Auditors: DHS procurement is a work in progress

The Homeland Security Department has achieved some important successes in building a purchasing organization but has fallen short in several acquisition areas, according to the Government Accountability Office.

Rep. Tom Davis, chairman of the House Government Reform Committee, noted in a statement that DHS' fledgling purchasing organization 'has been successful in some areas, [but] it still faces challenges in integrating acquisition functions across the department.'

Davis cited DHS' success in using strategic sourcing, which already has led to $14 million in savings and is expected to generate further economies. 'GAO also found that, in 2004, DHS awarded 35 percent of its prime contract dollars to small businesses, exceeding the small business goal of 23 percent,' Davis said.

But the Virginia Republican added that the auditors also had found disturbing trends. 'While an October 2004 directive delegates the responsibility to manage and oversee all DHS acquisition activities to the chief procurement officer, in practice there is little enforcement, and the directive exempts the U.S. Coast Guard and the U.S. Secret Service.' Davis said that the auditors hadn't found any reasonable basis for the exemption. 'Policy decisions such as this one will effectively shackle the CPO in integrating acquisition functions,' he said.

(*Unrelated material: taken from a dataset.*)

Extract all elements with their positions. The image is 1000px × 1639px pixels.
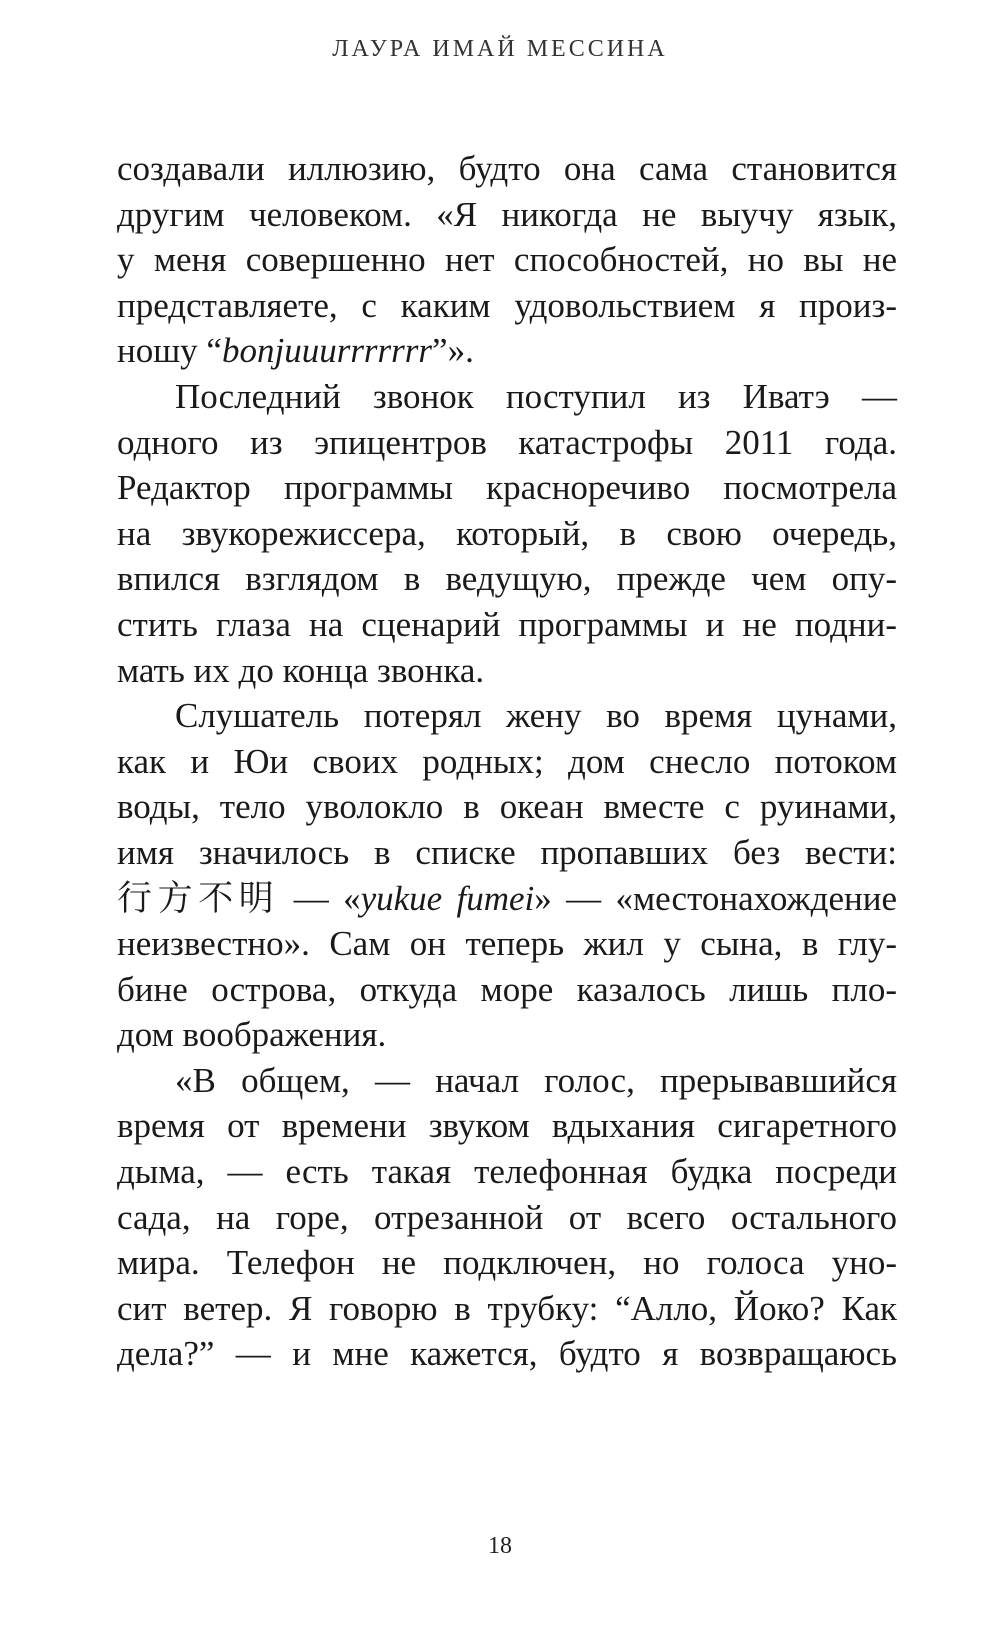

The auditors also criticized DHS for allowing its component units to conduct procurements with little or no central control. For example, the Coast Guard obligated about $2.1 billion in fiscal 2004, or about 23 percent of the department's total, according to the report. The October 2004 policy statement exempting the guard from central acquisition control states that the exemption is mandated by law. 'We disagree,' the report stated. 'We are not aware of any explicit statutory exemption that that would prevent the application of this directive [to the Coast Guard].'

DHS' failure to completely integrate its buying offices and methods could lead to workload imbalances and other problems, according to the report. The department also has built a dual accountability structure for some procurement functions, assigning their oversight to both the CPO and the heads of the component organizations, potentially causing other problems.

The auditors said the CPO needs additional staff to enforce department acquisition policy and that the central purchasing office lacks some management controls over its contracts with other federal organizations.

Department officials generally agreed with the GAO recommendations, according to a written response included with the report. In some cases, the department officials said they already had adopted improvements that would fix the problems, but GAO disagreed and said more work needs to be done.